Tears fell, his face reddening with each passing second. He came to us and sat down on the bed, right next to my hip.
“It’s okay, Noah. It’s okay, son.”
I started shaking my head. “No. I need her to wake up. Please tell her to wake up.”
“It’s okay. Come on, Noah. You can let go now. You can let go of her.”
“No, no, please. Please don’t take her away from me. Please don’t.”
Slowly, carefully, crying at the same time, he placed his hands on mine and looked me in the eye. “She’s gone, Noah. Let her go. We all need to let her go.”
“I can’t.” I buried my face into her hair. She still smelled like my Sophie.
She still felt like sunshine and rainbows and first drops of snow during the winter. “I can’t let her go.”
“We need to move her, Noah. Help me move her, okay?”
How could he be so calm about this? How was he not breaking down like I was?
But when I looked into his eyes, I could see that he was holding on by a thread. I could see what devastation looked like, and I was sure it looked fairly similar on my face.
With seconds ticking and his hands on mine, I untangled myself from her. I placed one hand on the back of her head and pulled her face toward mine for one last goodbye. One last kiss.
One last time.
“Wait for me, okay? Just wait for me somewhere there.” I pressed my lips on her forehead, loathing the icy feeling of her skin.
Her mom sobbed, filling the silence around us, but I didn’t dare to look at her. I knew if I did I would break apart again.
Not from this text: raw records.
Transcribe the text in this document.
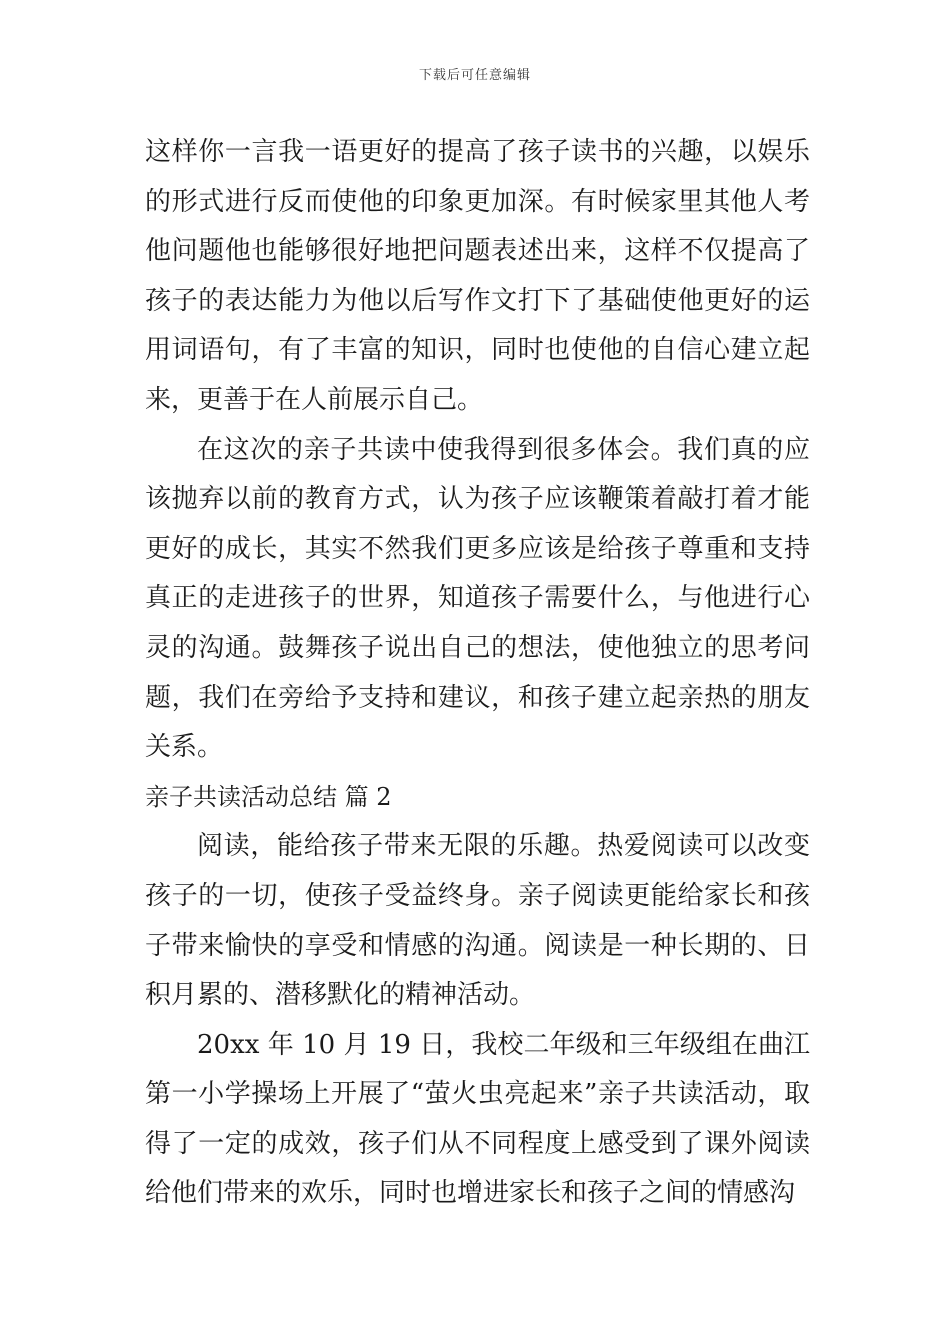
下载后可任意编辑

这样你一言我一语更好的提高了孩子读书的兴趣，以娱乐的形式进行反而使他的印象更加深。有时候家里其他人考他问题他也能够很好地把问题表述出来，这样不仅提高了孩子的表达能力为他以后写作文打下了基础使他更好的运用词语句，有了丰富的知识，同时也使他的自信心建立起来，更善于在人前展示自己。

在这次的亲子共读中使我得到很多体会。我们真的应该抛弃以前的教育方式，认为孩子应该鞭策着敲打着才能更好的成长，其实不然我们更多应该是给孩子尊重和支持真正的走进孩子的世界，知道孩子需要什么，与他进行心灵的沟通。鼓舞孩子说出自己的想法，使他独立的思考问题，我们在旁给予支持和建议，和孩子建立起亲热的朋友关系。

亲子共读活动总结 篇 2

阅读，能给孩子带来无限的乐趣。热爱阅读可以改变孩子的一切，使孩子受益终身。亲子阅读更能给家长和孩子带来愉快的享受和情感的沟通。阅读是一种长期的、日积月累的、潜移默化的精神活动。

20xx 年 10 月 19 日，我校二年级和三年级组在曲江第一小学操场上开展了“萤火虫亮起来”亲子共读活动，取得了一定的成效，孩子们从不同程度上感受到了课外阅读给他们带来的欢乐，同时也增进家长和孩子之间的情感沟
With shallow breaths and an empty soul, with her dad’s help, I lowered her down on the bed. If I didn’t know any better, she looked just as if she was sleeping.
My sleeping beauty.
My almost forever.
23
NOAH
Dark clouds colored the sky,letting the rain fall on us. Hundreds of black umbrellas surrounded me; hundreds of people. My mom held my hand while her entire body shook from the force of her sorrow, yet I felt alone.
Completely and utterly alone.
Even the sky cried for Sophie. Even nature knew what it lost, not only me.
I trained my gaze on the white casket ready to be lowered down into the ground, but my mind wasn’t here. White roses stood proudly on top of it, and I wanted to tear them all off. They didn’t belong there. None of these people belonged here.
That girl across from me that couldn’t stop crying didn’t even know Sophie. That guy in the second row kept blinking and fighting tears, yet he was the one that bullied her over the summer when we were in elementary school, until she confronted him.
He never did it again.
But all of them cried. All of them mourned the young life we lost, yet none of them knew her. None of them knew what made her smile and what made her cry. None of them knew that Sophie feared she wouldn’t get to accomplish everything before she died one day. They were all standing there, surrounded by sorrow and misery, and most of them ignored her throughout her short life.
I turned my head to the left and looked at Bianca.